Ever since I gave up the hearing in my left ear (the 2005 price of curing an inner ear disorder that produced debilitating attacks of vertigo), I've heard music differently. It's not just that I'm no longer stereo, a hearing difference I don't really perceive. Some music sounds flatter than I recall, and lyrics are harder for me to make out, but the fact that all sound now comes to me from the right is a fact I have to take in intellectually, not one I actually experience.
The real difference is that when I listen to music in my car I now hear the harmony rather than the melody. This has something to do, I presume, with how the speakers in my car work. The difference is especially pronounced when I'm in the passenger seat. On our recent trip to Arizona, a few times I couldn't tell what song we were listening to until we got to the chorus - even when the songs were ones I've known by heart since I was in college.

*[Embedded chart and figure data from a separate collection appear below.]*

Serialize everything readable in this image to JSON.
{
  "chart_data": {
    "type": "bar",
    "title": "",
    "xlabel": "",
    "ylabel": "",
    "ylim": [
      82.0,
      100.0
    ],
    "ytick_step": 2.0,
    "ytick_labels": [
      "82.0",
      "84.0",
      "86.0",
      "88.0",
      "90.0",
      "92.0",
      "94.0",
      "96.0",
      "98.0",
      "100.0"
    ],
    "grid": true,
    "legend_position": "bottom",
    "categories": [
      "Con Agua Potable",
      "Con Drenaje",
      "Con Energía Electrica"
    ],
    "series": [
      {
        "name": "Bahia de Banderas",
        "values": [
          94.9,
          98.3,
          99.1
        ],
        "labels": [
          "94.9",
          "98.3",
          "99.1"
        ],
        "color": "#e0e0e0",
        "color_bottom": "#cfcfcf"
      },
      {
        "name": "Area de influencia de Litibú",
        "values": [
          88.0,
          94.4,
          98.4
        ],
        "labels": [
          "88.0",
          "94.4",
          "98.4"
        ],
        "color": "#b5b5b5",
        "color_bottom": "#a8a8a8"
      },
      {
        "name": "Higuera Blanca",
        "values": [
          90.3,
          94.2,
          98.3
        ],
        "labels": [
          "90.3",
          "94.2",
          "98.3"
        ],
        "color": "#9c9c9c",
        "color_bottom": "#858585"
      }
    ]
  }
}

I love to sing; I was a singer in high school and I'm an alto. This hearing anomaly would have come in mighty handy back then as I, along with all the other altos, struggled to sing harmony while high-pitched sopranos shrieked well-known melodies in our ears. Now, in my car, I happily belt the harmony, almost undistracted by the melody when I'm driving and completely undistracted by it when I'm in the front passenger seat. It's wonderful. Harmonies are so interesting and unexpected; they have a minor-key sort of mystery to them that I've always enjoyed, but never found easy to hear and follow the way I do now.

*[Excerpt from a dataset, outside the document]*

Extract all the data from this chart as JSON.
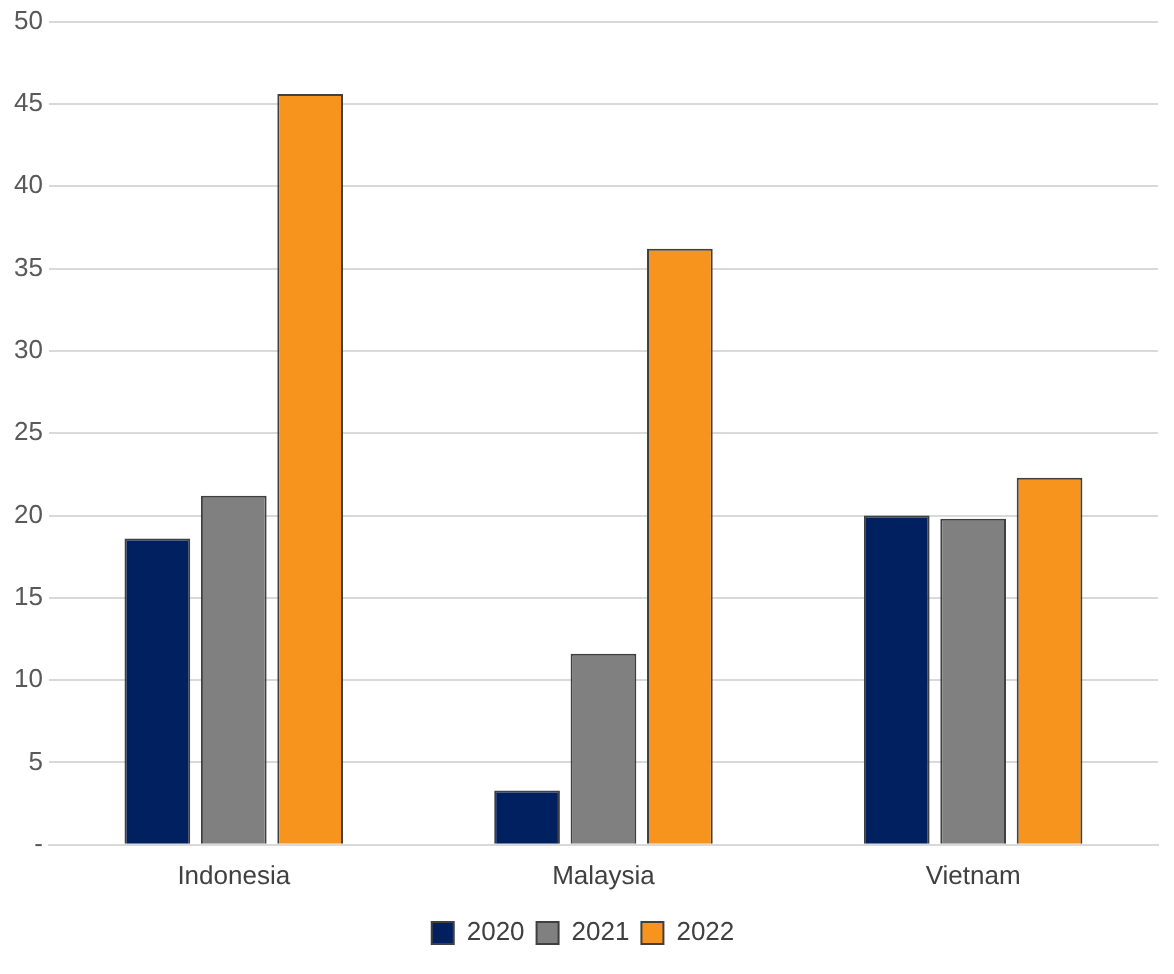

Could I have taught myself to hear this selectively before it was my only option? I suppose so. Had I continued to take voice lessons or tried to sing professionally in some way, I would have had to become a more reliable alto - not one who, like many, occasionally and furtively slipped into singing the melody. But tuning out the melody and singing a harmonious, but different tune is hard, especially when the melody is one you know and like. Literally and metaphorically speaking. How cool that a so-called disability has given me an ability I lacked. Makes me wonder what other skills I could develop by experiencing things differently.